I am committed to being open and sharing my life – asking for it as some of you keep telling me – and yet troubled and uncomfortable by the ways in which this information causes people to react and challenges my own fragile sense of identity.

I have a wonderful friend who is dying of cancer, and she tells me the worst thing about it for her is not the pain or fear but the fact that almost everyone around her defines her in that way. That’s all they see in her. For someone who is ill, that is not comforting or helpful.

Her new identity is to have cancer, and much more than me, she experiences a constant stream of pity and compassion. You could say people are simply being thoughtful and compassionate. You could also say they are giving her a new identity, one she doesn’t want.

Empathy is different from sympathy and sympathy is different from pity. I have worked hard all of my life to discover my identity and keep it whole. Pity and sympathy are corrosive, they undermine identity and reinforce the idea of weakness and dependence. Empathy is sensitivity, and the truly empathic don’t treat anyone with pity.

I love it when people ask me about my work or my life. I don’t want people to ask me about my health.
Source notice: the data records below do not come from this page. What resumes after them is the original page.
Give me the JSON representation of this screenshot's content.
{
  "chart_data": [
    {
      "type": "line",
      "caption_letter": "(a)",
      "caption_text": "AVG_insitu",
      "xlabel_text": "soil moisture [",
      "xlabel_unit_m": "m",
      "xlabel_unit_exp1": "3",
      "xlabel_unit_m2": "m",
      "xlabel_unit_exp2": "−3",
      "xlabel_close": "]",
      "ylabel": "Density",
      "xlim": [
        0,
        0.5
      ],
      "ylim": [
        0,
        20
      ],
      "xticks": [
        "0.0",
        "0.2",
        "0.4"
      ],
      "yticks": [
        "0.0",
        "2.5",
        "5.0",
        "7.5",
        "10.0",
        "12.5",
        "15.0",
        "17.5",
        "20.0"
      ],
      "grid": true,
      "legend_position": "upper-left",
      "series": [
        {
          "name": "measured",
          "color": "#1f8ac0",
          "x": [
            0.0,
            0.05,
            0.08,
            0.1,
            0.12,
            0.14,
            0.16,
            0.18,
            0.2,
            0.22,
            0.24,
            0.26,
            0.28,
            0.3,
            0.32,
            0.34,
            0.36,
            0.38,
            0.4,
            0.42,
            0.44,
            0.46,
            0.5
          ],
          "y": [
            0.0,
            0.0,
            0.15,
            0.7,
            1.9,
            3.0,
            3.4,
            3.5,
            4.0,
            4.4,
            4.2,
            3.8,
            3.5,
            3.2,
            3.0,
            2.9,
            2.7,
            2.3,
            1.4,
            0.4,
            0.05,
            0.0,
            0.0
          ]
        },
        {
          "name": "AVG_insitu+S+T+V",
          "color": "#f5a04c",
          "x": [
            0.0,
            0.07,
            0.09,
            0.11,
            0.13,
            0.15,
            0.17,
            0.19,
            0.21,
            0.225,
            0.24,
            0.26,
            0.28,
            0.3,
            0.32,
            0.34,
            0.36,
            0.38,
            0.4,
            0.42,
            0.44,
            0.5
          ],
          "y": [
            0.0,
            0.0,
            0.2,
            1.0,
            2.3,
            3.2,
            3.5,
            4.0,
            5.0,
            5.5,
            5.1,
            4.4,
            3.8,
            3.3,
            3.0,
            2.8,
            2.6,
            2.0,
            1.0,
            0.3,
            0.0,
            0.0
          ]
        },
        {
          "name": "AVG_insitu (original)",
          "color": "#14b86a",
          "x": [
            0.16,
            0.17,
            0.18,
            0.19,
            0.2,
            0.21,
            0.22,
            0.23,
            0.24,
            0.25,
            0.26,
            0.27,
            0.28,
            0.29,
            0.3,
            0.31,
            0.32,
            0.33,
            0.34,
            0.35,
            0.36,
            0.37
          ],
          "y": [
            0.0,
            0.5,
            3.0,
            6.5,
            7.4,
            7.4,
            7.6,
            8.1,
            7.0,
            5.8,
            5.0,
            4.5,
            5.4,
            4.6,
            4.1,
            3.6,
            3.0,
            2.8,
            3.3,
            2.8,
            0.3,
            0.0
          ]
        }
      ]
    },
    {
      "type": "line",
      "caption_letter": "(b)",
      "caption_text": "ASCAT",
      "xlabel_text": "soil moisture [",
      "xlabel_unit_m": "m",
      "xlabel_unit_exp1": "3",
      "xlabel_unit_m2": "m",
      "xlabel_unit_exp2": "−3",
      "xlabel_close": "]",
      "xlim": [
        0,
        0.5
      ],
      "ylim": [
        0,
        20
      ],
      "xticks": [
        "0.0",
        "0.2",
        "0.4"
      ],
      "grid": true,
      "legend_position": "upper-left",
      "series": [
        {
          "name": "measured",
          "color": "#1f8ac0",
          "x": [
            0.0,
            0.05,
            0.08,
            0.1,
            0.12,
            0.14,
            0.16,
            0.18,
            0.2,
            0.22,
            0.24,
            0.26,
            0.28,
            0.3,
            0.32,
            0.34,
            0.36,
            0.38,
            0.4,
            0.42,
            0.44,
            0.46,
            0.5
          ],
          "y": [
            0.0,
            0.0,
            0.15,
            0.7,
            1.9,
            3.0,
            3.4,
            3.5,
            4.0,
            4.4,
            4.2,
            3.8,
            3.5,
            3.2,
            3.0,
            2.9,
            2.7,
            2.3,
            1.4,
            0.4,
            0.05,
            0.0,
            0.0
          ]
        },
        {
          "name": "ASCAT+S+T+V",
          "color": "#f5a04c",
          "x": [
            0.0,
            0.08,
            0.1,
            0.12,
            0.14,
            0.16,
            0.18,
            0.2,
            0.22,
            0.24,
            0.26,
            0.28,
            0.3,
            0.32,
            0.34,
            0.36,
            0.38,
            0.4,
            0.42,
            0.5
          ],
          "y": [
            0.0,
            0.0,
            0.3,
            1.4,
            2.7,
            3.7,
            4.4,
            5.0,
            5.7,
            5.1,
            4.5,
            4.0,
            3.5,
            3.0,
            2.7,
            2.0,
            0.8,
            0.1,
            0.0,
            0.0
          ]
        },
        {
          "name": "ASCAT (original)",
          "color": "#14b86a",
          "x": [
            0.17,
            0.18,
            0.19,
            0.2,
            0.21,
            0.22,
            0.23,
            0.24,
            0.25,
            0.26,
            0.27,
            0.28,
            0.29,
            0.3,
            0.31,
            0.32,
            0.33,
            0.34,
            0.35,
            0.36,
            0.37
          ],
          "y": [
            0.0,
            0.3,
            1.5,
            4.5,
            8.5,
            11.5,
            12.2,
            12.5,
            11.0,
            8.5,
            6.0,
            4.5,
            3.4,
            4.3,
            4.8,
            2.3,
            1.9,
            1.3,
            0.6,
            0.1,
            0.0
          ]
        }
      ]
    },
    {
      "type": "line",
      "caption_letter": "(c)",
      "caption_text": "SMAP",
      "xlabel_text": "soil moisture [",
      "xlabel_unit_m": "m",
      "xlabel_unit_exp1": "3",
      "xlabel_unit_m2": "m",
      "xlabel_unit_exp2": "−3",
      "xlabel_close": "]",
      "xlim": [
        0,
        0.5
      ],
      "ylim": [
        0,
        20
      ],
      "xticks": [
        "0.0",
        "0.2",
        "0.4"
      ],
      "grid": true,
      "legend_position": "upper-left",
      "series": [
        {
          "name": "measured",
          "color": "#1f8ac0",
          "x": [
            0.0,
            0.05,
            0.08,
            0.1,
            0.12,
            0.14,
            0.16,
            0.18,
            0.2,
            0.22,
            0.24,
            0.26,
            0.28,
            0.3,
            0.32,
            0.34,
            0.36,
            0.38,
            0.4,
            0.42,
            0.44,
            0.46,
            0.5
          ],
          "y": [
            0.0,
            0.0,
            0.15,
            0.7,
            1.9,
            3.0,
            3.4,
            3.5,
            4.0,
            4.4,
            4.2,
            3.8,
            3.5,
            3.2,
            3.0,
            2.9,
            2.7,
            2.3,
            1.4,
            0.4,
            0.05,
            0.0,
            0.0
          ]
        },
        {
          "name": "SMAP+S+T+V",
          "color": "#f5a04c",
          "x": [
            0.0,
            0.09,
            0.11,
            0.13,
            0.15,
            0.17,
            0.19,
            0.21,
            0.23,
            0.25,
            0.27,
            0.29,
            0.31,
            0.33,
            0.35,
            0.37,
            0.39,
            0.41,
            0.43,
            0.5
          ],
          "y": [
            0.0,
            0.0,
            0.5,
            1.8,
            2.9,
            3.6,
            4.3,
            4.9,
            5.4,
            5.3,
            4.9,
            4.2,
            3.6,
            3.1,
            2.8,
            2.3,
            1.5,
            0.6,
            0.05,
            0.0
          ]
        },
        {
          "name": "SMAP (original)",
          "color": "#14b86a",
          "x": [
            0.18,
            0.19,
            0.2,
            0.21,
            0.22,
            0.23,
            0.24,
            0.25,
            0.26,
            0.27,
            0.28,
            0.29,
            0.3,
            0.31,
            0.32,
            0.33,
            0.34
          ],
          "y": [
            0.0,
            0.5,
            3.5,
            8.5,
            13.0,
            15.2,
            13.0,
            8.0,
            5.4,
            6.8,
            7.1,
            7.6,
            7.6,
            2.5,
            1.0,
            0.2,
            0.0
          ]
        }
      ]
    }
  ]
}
It is personal and in most ways, inconsequential, and like my friend with cancer, my health issues do not define who I am.

We will all die of something, and if I’m lucky, it will be my broken but wonderful heart. That, I am assured, and believe, will not be for a good while.

If people want to ask me how I am, perhaps they will ask me about my life and not my health.

And then, rather than flinch,  I can say, great, my life is wonderful, and what a great conversation that would be.